PASCAPENANDATANGANAN surat perjanjian oleh 187 rumah sakit (RS), yang siap mematuhi aturan untuk tidak memungut uang muka terhadap pasien gawat darurat, sejumlah sanksi kini menanti bagi RS yang melanggar.
“Sanksi berupa teguran lisan, tertulis, hingga pencabutan izin RS. Penerapan sanksi bergantung pada tingkat pelanggaran. Dalam hal ini, suku dinas kesehatan di setiap wilayah berperan sebagai pengawas,” kata Kepala Dinas Kesehatan DKI Jakarta Koesmedi Priharto saat dihubungi kemarin.
Menurutnya, aturan itu sebetulnya telah tercantum di dalam Undang-Undang Nomor 36 Tahun 2014 tentang Tenaga Kesehatan. Namun, setelah kasus yang menimpa bayi Tiara Debora Simanjorang di RS Mitra Keluarga Kalideres beberapa waktu lalu, pemerintah merasa perlu mengingatkan seluruh RS terkait penanganan pasien gawat darurat dengan jaminan kesehatan. “Namun, kami juga perlu pengawasan dari masyarakat, enggak bisa sendirian juga,” tambahnya.
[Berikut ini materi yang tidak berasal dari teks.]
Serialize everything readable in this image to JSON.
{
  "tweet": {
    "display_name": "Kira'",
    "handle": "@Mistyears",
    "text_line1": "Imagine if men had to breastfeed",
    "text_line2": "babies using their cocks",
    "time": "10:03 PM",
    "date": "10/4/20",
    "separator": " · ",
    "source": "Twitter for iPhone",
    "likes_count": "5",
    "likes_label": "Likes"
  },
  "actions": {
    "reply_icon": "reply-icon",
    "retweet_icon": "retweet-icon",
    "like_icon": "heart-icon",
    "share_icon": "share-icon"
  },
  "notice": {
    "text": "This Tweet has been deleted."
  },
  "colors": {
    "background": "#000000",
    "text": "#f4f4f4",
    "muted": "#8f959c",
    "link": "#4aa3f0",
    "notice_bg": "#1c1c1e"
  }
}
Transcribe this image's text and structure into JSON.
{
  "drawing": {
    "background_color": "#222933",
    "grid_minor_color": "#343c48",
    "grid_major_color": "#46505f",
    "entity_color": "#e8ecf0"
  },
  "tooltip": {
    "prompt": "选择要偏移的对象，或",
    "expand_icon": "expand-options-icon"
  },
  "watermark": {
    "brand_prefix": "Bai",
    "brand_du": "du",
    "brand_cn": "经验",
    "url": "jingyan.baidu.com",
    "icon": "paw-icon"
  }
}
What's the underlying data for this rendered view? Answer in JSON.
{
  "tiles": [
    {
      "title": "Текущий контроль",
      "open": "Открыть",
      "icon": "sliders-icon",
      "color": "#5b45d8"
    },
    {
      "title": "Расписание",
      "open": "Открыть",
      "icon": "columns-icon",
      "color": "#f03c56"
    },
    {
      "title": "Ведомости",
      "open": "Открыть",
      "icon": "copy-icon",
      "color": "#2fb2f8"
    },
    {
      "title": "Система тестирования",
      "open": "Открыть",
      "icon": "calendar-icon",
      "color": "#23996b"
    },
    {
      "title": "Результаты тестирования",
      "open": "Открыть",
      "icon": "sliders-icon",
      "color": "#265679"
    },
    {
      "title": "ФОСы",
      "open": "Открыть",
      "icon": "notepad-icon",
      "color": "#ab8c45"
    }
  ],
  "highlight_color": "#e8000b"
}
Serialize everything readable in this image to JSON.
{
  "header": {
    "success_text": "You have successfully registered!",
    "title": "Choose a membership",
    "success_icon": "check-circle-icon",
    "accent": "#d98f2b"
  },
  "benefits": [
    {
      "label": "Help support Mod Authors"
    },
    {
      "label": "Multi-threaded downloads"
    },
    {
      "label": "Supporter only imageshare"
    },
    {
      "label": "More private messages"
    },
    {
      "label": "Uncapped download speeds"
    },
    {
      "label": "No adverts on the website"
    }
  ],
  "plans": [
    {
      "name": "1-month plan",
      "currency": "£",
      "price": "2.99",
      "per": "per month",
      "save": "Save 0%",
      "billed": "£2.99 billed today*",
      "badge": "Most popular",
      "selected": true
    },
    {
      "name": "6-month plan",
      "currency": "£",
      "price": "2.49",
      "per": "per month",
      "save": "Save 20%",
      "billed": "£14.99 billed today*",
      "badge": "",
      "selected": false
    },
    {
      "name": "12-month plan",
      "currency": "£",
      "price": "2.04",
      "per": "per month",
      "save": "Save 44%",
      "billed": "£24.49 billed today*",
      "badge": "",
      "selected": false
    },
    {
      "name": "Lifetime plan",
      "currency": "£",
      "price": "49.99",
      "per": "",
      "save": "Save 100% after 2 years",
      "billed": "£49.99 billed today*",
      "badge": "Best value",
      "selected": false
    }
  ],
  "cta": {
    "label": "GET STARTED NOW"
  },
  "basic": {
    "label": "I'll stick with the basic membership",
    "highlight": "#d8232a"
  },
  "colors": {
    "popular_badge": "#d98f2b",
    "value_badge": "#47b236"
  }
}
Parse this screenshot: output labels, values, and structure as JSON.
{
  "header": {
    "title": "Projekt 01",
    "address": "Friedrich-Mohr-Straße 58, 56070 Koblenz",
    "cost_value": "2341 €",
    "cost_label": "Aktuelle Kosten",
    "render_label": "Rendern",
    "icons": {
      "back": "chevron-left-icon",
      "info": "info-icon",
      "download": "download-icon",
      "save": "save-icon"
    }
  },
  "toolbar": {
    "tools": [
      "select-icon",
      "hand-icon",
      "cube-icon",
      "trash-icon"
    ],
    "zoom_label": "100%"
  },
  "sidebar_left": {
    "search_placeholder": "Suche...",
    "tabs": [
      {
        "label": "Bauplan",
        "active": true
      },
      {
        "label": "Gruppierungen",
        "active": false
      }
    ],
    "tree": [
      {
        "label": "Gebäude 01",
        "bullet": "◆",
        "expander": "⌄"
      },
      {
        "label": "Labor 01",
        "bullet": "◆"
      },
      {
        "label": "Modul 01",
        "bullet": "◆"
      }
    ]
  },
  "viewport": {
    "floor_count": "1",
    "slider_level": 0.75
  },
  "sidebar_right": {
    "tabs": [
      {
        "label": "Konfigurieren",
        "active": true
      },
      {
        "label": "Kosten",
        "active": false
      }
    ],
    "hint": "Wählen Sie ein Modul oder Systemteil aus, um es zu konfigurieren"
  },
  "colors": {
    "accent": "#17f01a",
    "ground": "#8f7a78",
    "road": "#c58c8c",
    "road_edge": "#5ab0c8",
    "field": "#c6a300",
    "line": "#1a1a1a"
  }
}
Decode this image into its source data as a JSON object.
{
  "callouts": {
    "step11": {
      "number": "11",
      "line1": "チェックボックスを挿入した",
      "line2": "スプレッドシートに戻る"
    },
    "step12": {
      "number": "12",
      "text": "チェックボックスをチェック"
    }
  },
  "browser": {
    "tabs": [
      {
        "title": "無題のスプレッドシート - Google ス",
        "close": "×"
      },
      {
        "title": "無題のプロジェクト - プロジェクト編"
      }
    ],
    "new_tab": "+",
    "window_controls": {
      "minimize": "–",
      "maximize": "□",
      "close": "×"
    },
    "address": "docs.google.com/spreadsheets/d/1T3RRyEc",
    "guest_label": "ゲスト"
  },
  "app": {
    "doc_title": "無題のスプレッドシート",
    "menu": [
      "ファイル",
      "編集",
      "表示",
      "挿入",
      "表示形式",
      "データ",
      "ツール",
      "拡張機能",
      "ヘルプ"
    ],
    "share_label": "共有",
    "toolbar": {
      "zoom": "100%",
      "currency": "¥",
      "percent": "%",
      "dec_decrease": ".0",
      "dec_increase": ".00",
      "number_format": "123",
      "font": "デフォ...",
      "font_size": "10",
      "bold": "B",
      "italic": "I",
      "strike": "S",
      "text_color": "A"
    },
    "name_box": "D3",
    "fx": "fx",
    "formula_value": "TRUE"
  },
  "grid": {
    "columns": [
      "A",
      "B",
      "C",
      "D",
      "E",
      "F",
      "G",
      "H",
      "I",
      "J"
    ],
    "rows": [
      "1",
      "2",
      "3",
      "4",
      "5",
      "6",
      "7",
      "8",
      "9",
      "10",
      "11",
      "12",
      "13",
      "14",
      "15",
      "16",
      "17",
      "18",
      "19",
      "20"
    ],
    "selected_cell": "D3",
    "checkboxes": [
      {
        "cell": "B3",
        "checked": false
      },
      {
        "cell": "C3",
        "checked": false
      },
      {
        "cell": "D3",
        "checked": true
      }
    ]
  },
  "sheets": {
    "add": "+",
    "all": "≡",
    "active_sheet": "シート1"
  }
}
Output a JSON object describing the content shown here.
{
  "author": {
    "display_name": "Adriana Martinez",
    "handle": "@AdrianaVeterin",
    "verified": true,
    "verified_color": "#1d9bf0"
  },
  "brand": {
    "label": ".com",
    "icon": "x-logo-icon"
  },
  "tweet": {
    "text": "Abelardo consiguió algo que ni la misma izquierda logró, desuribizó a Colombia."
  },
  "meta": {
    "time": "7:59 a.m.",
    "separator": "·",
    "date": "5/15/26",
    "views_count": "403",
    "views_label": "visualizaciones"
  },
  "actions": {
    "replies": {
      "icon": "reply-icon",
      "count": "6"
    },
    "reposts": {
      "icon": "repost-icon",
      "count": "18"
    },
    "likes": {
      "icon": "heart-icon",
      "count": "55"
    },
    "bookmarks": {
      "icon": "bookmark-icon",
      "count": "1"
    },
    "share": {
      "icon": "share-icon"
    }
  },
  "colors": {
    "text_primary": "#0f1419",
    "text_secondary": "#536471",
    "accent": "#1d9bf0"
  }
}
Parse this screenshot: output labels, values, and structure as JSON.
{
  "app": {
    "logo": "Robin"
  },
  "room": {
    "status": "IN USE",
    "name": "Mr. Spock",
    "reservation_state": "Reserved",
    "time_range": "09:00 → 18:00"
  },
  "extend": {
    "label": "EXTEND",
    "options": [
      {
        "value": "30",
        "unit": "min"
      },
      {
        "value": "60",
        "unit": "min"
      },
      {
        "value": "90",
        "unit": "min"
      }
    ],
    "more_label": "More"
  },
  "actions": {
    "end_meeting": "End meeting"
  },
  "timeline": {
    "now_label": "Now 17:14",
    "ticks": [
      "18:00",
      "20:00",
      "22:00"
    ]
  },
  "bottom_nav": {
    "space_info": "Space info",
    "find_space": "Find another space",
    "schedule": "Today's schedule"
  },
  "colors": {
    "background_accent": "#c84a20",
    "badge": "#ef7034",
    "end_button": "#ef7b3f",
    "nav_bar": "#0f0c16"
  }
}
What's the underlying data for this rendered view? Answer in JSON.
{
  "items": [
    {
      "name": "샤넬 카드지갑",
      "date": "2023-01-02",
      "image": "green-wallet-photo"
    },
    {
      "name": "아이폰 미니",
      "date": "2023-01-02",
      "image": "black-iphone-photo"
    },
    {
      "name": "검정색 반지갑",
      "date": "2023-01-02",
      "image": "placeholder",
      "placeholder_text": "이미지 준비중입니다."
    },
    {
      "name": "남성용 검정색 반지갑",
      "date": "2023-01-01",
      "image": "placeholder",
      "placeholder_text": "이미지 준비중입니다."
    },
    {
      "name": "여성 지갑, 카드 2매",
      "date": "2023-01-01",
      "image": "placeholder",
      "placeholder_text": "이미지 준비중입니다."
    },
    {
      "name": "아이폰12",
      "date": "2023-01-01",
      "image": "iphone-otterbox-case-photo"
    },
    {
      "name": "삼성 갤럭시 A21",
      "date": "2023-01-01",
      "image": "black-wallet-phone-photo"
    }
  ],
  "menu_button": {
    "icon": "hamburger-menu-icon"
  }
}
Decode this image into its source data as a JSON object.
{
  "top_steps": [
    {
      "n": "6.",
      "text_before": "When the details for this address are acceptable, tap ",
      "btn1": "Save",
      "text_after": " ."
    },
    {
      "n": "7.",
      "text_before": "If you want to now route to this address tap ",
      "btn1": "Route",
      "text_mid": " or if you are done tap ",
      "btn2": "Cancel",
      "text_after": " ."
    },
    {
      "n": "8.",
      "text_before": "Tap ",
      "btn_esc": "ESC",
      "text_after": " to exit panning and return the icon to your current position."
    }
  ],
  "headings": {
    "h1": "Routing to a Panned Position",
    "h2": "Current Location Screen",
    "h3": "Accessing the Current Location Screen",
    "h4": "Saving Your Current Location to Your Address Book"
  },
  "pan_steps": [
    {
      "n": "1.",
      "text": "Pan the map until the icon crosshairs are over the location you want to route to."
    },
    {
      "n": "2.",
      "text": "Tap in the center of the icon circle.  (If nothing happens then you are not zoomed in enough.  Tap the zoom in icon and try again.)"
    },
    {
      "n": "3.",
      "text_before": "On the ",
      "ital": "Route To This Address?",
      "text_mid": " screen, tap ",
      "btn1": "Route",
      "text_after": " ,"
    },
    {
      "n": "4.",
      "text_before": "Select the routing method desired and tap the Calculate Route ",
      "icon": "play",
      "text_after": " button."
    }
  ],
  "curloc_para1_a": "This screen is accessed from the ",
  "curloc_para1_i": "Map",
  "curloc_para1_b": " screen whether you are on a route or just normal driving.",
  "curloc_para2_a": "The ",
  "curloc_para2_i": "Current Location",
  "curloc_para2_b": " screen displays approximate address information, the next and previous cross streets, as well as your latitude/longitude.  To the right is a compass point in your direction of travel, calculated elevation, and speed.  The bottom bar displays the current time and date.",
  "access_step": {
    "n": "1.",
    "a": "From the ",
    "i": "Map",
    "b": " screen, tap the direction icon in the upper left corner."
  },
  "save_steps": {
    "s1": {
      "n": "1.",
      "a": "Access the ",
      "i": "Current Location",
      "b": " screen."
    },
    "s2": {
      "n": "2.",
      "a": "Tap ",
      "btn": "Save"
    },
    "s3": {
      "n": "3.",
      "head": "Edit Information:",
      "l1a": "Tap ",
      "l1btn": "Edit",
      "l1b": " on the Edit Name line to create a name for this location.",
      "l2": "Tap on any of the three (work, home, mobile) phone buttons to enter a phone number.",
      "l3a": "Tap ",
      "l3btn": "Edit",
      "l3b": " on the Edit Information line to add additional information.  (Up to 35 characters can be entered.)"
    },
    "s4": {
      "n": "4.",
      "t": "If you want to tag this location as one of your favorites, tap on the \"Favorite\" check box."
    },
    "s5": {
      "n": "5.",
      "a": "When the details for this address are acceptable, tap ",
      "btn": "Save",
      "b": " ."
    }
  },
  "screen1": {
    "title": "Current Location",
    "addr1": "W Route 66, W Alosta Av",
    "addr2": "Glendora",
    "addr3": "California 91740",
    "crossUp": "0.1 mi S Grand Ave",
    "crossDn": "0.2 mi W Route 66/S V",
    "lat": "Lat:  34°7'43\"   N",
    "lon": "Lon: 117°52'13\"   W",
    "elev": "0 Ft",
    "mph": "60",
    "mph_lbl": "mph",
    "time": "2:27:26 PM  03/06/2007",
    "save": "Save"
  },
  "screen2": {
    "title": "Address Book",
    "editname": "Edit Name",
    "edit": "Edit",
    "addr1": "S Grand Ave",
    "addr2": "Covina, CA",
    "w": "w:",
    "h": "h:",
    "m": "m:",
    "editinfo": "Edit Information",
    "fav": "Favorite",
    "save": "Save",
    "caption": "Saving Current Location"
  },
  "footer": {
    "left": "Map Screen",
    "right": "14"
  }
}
Selama ini, sambung Koesmedi, keluhan dari RS swasta terkait kerja sama dengan BPJS ialah biaya INA-CBG’s yang tidak mencukupi. INA-CBG’s adalah model pembayaran yang digunakan BPJS Kesehatan untuk mengganti klaim yang ditagihkan RS.
Terpisah, Kepala Biro Komunikasi dan Pelayanan Masyarakat Kementerian Kesehatan (Kemenkes) Oscar Primadi mengimbau seluruh RS di Indonesia agar tetap berkomitmen mengedepankan keselamatan pasien dalam melakukan pelayanan. “Pasalnya, kewajiban itu sudah diatur secara tegas dalam Undang-Undang No 4/2009 tentang Rumah Sakit dan Undang-Undang No 36/2009 tentang Kesehatan,” ujarnya saat dihubungi.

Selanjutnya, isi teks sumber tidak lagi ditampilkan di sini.